Gaps in This Analysis

The source set does not include the full Issues and Opportunities Paper, even though the final Strategy says full community consultation findings are included there (Source: Att 7.8.1 Tracks and Trails Strategy 2023-2033.pdf, p.16). This limits analysis of submission geography, stakeholder positions, route-specific objections, landowner concerns, and how the 197 survey responses were distributed across townships and user groups (Source: Att 7.8.1 Tracks and Trails Strategy 2023-2033.pdf, pp.16-18).

The source set does not include detailed trail audit sheets, GIS layers, asset-condition ratings, route alignments, land tenure mapping, road-safety assessments, biodiversity constraints, cultural heritage assessments, or cost plans for each proposed route (Source: Att 7.8.1 Tracks and Trails Strategy 2023-2033.pdf, pp.20-22; Source: Att 7.8.2 Tracks and Trails Strategy - Detailed Action Plan.pdf, pp.30-63). This means the analysis can identify priorities, dependencies, and likely mechanisms, but it cannot quantify land take, construction cost, maintenance cost by route, approval risk, or delivery staging beyond the Strategy’s low-medium-high cost categories and short-medium-long timeframes (Source: Att 7.8.1 Tracks and Trails Strategy 2023-2033.pdf, pp.24-31).

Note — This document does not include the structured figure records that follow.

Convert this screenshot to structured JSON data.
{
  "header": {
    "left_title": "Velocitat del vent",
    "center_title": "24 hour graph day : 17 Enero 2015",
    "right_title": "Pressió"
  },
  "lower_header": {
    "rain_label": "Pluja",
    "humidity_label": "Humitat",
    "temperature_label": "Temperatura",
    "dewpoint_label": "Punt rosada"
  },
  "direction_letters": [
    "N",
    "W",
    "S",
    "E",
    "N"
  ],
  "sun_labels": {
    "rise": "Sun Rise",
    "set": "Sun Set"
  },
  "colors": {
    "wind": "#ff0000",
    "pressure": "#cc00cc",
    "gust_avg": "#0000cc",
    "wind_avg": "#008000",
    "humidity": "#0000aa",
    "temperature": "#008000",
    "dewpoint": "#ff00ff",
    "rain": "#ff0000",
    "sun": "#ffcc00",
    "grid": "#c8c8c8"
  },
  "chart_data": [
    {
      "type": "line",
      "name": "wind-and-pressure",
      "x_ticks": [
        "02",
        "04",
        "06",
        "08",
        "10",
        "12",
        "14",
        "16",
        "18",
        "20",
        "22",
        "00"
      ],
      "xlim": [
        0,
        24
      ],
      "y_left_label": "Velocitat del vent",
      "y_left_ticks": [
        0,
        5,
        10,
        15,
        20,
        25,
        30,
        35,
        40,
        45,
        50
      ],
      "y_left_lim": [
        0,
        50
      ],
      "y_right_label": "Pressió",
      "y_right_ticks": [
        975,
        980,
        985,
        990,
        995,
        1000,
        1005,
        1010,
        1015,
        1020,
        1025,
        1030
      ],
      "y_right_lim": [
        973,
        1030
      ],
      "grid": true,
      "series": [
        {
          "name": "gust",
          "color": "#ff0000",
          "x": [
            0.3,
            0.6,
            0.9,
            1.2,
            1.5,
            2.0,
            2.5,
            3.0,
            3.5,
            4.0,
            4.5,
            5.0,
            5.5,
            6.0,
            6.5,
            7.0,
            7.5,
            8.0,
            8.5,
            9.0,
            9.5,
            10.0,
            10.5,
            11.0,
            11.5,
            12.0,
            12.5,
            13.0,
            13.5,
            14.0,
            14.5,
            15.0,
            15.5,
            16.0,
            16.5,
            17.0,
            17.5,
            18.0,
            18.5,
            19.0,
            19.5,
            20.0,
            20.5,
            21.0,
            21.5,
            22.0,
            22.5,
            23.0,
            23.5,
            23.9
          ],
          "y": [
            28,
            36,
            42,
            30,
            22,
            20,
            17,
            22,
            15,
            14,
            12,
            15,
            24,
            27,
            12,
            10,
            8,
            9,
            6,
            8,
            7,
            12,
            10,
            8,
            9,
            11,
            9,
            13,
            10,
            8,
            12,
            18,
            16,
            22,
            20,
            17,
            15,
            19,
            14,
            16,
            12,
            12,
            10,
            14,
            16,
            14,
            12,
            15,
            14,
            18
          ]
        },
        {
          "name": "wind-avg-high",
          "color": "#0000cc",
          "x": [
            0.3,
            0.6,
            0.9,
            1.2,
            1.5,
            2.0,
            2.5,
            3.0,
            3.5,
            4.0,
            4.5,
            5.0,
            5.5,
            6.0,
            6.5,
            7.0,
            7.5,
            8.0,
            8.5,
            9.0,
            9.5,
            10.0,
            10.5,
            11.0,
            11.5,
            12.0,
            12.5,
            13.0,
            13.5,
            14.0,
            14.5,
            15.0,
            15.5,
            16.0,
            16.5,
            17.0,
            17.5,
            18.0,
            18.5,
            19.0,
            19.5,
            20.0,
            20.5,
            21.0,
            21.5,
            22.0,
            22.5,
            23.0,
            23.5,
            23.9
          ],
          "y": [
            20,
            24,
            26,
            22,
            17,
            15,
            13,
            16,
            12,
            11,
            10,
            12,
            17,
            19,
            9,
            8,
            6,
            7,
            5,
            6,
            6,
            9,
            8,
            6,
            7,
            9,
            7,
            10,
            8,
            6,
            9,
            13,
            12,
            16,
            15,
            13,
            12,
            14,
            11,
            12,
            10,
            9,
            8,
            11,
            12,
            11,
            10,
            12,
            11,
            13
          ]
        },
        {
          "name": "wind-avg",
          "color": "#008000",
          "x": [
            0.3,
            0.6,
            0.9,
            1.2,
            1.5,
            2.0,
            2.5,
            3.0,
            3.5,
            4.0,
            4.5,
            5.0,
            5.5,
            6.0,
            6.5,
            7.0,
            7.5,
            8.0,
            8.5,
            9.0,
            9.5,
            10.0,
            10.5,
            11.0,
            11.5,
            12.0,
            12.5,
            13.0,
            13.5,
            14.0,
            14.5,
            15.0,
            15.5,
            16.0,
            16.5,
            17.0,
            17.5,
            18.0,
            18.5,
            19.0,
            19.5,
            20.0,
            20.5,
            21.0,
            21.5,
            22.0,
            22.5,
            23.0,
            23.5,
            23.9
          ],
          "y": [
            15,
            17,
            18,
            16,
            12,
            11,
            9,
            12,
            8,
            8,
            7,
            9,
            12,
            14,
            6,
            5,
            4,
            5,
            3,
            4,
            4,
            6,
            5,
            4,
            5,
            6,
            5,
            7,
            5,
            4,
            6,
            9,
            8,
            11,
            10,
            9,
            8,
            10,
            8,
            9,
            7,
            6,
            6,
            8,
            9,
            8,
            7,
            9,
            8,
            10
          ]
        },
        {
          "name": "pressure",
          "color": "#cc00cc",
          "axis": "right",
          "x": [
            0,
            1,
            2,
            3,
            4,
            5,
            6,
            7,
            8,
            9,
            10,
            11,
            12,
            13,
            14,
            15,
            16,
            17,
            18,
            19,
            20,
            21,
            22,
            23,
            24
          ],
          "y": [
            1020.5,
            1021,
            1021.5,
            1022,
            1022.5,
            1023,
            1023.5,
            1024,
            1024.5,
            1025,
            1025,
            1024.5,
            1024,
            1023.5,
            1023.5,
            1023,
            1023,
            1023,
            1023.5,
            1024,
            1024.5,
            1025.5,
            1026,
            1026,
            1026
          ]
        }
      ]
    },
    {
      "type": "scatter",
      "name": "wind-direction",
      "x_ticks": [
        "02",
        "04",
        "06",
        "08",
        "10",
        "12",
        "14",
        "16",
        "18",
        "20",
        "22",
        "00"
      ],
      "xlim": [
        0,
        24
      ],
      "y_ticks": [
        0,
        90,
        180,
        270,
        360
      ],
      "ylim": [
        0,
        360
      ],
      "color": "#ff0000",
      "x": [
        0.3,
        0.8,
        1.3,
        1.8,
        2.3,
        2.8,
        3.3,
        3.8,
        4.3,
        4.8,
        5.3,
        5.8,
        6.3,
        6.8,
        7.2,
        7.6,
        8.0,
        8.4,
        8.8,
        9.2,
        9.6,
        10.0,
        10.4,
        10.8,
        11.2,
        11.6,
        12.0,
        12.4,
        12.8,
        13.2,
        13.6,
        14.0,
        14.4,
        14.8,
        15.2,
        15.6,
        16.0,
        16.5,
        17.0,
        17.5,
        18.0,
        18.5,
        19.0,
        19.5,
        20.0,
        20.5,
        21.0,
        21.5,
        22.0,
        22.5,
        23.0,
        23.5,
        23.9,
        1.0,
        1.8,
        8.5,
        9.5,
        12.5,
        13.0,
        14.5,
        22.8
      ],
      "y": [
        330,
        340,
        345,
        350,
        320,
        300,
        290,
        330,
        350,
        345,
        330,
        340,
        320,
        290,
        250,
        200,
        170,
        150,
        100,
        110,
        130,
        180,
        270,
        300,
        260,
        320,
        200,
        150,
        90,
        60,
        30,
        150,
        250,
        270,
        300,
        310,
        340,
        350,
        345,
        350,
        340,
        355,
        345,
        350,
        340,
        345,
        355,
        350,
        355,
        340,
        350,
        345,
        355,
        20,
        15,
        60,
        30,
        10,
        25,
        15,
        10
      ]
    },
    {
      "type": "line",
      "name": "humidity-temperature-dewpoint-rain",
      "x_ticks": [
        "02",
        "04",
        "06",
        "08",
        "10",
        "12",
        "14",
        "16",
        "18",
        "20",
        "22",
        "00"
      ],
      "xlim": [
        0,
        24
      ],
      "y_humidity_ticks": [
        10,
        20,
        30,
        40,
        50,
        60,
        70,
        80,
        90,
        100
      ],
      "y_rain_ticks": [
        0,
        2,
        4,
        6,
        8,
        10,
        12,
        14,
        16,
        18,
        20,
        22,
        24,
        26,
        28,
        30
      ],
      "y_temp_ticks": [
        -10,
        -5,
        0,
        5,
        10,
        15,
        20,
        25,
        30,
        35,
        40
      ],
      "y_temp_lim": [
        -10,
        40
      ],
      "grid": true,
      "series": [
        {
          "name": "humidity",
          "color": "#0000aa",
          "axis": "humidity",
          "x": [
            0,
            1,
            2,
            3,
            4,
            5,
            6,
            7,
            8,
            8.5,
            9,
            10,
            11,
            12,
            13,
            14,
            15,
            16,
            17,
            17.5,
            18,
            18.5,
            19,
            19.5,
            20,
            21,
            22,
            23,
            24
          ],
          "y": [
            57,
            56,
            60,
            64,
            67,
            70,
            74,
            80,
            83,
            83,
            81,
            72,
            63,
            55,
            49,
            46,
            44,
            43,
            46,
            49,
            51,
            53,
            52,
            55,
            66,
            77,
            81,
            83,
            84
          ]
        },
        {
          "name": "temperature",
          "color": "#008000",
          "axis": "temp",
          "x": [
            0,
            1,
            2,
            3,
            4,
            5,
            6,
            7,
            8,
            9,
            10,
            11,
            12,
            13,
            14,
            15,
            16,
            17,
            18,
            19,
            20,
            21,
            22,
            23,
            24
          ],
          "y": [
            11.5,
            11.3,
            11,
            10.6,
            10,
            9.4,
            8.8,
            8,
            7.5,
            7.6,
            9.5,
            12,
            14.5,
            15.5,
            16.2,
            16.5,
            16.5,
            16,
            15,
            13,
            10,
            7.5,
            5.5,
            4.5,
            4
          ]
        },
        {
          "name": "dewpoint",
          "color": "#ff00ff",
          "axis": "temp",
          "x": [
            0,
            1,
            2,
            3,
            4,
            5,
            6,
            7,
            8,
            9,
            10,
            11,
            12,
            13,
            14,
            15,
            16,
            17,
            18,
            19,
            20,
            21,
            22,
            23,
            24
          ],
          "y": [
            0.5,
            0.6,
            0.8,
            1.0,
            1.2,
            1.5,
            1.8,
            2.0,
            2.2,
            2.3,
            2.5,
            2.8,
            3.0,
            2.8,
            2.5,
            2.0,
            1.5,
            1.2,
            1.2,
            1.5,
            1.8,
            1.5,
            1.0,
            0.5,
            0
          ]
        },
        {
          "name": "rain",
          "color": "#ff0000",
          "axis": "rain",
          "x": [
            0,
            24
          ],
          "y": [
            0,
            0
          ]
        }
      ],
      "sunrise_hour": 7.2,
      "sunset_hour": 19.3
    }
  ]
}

The source set does not include Council budget papers or subsequent annual action-status reports, so this page cannot verify which February 2024 actions have since been funded, commenced, completed, deferred, or reprioritised (Source: Att 7.8.1 Tracks and Trails Strategy 2023-2033.pdf, p.31). The most important gap to log in _gaps is therefore: “Tracks and Trails Strategy 2023-2033 implementation status, budget allocations, GIS route layers, detailed trail audit outputs, and Issues and Opportunities Paper.”